La proposta di legge, assolutamente rivoluzionaria, viene portata in Commissione e in Aula alla fine dello scorso anno e anch’essa, come la legge 190, nel corso della discussione viene di fatto assai ridimensionata. Per una verifica diretta si può confrontare l’originaria proposta AC 3365 con l’attuale testo in discussione al Senato, n. 2208.

Anche in questa versione soft tuttavia, un ulteriore passo in avanti viene compiuto nella predisposizione di nuove e maggiori tutele a favore degli autori di segnalazioni qualificate.

Innanzitutto il ddl, che si compone di due articoli, va a incidere non soltanto sul settore pubblico, attraverso un arricchimento delle previsioni normative contenute nell’articolo 54-bis del d.lgs n. 165 del 2001, ma contiene anche specifiche disposizioni per il settore privato, andando a integrare corposamente l’articolo 6 del d.lgs n. 231 del 2001, norma che, attualmente, viene indicata quale analogicamente applicabile nella tutela delle segnalazioni nel settore privato.

Inoltre, per quanto concerne il settore pubblico, l’ambito soggettivo della disciplina viene considerevolmente ampliato, estendendosi a qualsiasi tipologia di contratto lavorativo, mentre quello oggettivo va a contemplare specificatamente i criteri dell’interesse della integrità della pubblica amministrazione e la buona fede, quali presupposti legittimanti la tutela qualificata del segnalatore. Viene inoltre potenziato il ruolo del responsabile Anticorruzione e, a livello generale, dell’ANAC, vero soggetto istituzionale di riferimento qualificato dell’intera disciplina. Viene, poi, declinato in maniera più articolata il principio della tutela della riservatezza del segnalante e del consenso alla rilevazione della propria identità, ponendo una diversa disciplina se si tratti di esigenze derivanti da azione penale o da procedimento disciplinare. Viene infine ribadita e più dettagliatamente specificata l’esclusione dalla tutela per i casi di accertamento di responsabilità di natura penale o civile, legate alla falsità della dichiarazione.

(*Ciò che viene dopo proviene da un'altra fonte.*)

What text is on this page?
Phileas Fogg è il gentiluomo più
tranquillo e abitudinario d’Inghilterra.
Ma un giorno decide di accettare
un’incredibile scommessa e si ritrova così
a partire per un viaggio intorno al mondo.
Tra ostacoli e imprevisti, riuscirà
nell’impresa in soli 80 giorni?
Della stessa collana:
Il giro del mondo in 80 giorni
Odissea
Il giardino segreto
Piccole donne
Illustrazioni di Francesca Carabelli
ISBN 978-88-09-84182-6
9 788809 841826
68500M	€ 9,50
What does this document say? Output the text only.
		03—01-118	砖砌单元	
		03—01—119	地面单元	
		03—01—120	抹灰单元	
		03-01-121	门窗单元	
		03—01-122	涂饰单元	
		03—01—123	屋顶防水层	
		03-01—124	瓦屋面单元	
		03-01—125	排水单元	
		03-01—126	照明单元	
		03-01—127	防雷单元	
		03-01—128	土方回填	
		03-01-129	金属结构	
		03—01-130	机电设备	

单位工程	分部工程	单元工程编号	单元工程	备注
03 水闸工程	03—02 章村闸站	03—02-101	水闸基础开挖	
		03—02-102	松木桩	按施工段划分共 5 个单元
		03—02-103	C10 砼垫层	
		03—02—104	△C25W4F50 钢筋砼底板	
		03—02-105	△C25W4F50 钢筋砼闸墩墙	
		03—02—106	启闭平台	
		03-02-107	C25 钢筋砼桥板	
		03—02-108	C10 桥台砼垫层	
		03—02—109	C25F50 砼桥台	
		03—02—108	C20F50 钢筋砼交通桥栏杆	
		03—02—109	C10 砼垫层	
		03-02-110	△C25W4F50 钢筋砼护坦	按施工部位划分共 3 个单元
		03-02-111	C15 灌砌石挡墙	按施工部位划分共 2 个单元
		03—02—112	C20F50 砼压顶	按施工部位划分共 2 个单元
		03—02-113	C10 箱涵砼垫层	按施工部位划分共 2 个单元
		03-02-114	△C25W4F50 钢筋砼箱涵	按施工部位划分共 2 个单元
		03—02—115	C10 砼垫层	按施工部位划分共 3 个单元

Per quanto concerne il settore privato, al momento interessato soltanto per analogia normativa, la previsione dell’articolo 2 del ddl va a incidere sul profilo della responsabilità amministrativa degli enti privati di cui al d.lgs n. 231 del 2001, escludendola qualora ricorrano alcune condizioni, tra cui l’adozione e l’attuazione di uno specifico modello di organizzazione e gestione.

Fra i requisiti richiesti a tali tipologie di modelli debbono trovare luogo specifiche previsioni di avanzate tutele nei confronti dei lavoratori che segnalino illeciti e di specifiche modalità di gestione e di garanzia nel trattamento di tali segnalazioni.

Ora la parola passa alla discussione parlamentare in Senato.